Nel caso di Soros, molte delle sue tesi non sono più vere per il fatto che sia un famoso finanziere ad affermarle. Una di queste tesi - veramente centrale nel libro - è che il capitalismo globale abbia fatto crescere la povertà di molte aree del mondo. É una posizione molto diffusa ma, come hanno mostrato economisti quali Richard Easterlin o Robert Lucas, non è affatto generalmente vera.
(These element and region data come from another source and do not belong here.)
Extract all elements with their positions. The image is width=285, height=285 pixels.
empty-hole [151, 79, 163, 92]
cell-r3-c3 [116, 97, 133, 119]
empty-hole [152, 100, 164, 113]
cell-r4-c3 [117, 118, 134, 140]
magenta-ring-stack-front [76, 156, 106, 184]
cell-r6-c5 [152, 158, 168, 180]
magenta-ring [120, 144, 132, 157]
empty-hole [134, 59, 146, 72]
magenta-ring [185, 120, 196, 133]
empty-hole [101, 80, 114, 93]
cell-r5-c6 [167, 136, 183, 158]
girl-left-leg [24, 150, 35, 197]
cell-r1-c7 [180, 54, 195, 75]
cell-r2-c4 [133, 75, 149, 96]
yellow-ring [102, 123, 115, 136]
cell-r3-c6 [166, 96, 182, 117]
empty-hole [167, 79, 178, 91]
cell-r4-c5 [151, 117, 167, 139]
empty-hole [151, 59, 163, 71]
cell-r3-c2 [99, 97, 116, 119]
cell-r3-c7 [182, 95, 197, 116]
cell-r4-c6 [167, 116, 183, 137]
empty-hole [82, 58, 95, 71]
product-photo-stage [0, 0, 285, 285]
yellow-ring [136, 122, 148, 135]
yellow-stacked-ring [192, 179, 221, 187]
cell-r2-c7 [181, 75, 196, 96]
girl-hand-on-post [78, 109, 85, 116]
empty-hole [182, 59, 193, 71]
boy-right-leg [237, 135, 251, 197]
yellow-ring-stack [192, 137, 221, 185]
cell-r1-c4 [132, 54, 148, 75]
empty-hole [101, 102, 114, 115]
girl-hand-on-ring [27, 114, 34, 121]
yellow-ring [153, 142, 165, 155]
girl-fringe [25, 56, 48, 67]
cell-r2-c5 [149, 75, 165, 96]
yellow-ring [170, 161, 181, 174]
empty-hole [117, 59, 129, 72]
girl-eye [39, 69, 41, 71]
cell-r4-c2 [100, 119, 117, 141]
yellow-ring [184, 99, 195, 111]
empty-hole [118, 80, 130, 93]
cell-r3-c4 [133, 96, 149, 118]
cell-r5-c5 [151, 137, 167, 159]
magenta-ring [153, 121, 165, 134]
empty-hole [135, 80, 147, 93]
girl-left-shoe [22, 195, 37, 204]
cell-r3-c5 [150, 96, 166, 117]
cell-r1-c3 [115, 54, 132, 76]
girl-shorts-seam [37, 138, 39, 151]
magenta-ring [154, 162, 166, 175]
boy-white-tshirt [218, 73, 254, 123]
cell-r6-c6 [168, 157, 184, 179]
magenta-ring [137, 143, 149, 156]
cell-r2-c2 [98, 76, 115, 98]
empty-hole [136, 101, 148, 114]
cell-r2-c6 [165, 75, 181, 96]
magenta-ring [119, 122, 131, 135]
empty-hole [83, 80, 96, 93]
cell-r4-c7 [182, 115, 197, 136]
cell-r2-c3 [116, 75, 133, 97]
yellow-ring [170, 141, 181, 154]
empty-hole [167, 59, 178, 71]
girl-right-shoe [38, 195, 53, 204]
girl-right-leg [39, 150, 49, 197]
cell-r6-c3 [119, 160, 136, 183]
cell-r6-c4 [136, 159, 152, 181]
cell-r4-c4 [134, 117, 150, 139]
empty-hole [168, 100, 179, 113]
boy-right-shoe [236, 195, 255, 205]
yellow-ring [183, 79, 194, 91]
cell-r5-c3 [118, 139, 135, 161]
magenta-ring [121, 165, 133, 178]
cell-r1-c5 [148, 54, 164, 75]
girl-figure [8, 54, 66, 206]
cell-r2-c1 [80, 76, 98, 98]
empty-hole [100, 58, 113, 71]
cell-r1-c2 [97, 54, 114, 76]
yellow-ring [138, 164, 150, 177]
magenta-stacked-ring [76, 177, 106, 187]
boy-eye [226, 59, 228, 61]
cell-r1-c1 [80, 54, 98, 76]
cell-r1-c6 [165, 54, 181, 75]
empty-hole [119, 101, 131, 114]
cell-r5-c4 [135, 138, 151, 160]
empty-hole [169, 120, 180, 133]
Se si considera ad esempio la speranza di vita, nell'ultimo mezzo secolo essa si è allungata di venti anni nei Paesi del Terzo Mondo, ed è cresciuta (dodici anni in più) persino nell'Africa sub-sahariana, l'area che ha meno approfittato dello sviluppo economico mondiale.
Come sarebbe il nuovo ordine mondiale auspicato da Soros? Non essendo uno statista, Soros non ha il dovere di provare che le sue proposte siano effettivamente in grado di funzionare, e di condurre a una situazione migliore di quella attuale. Ma una domanda sorge spontanea. Se il mercato globale è così potente da minacciare i diritti individuali ovunque nel mondo, quale sarebbe il potenziale di tirannia di un'Alleanza dei Paesi più ricchi e potenti che dominasse tutte le leve del potere economico, politico e militare del pianeta?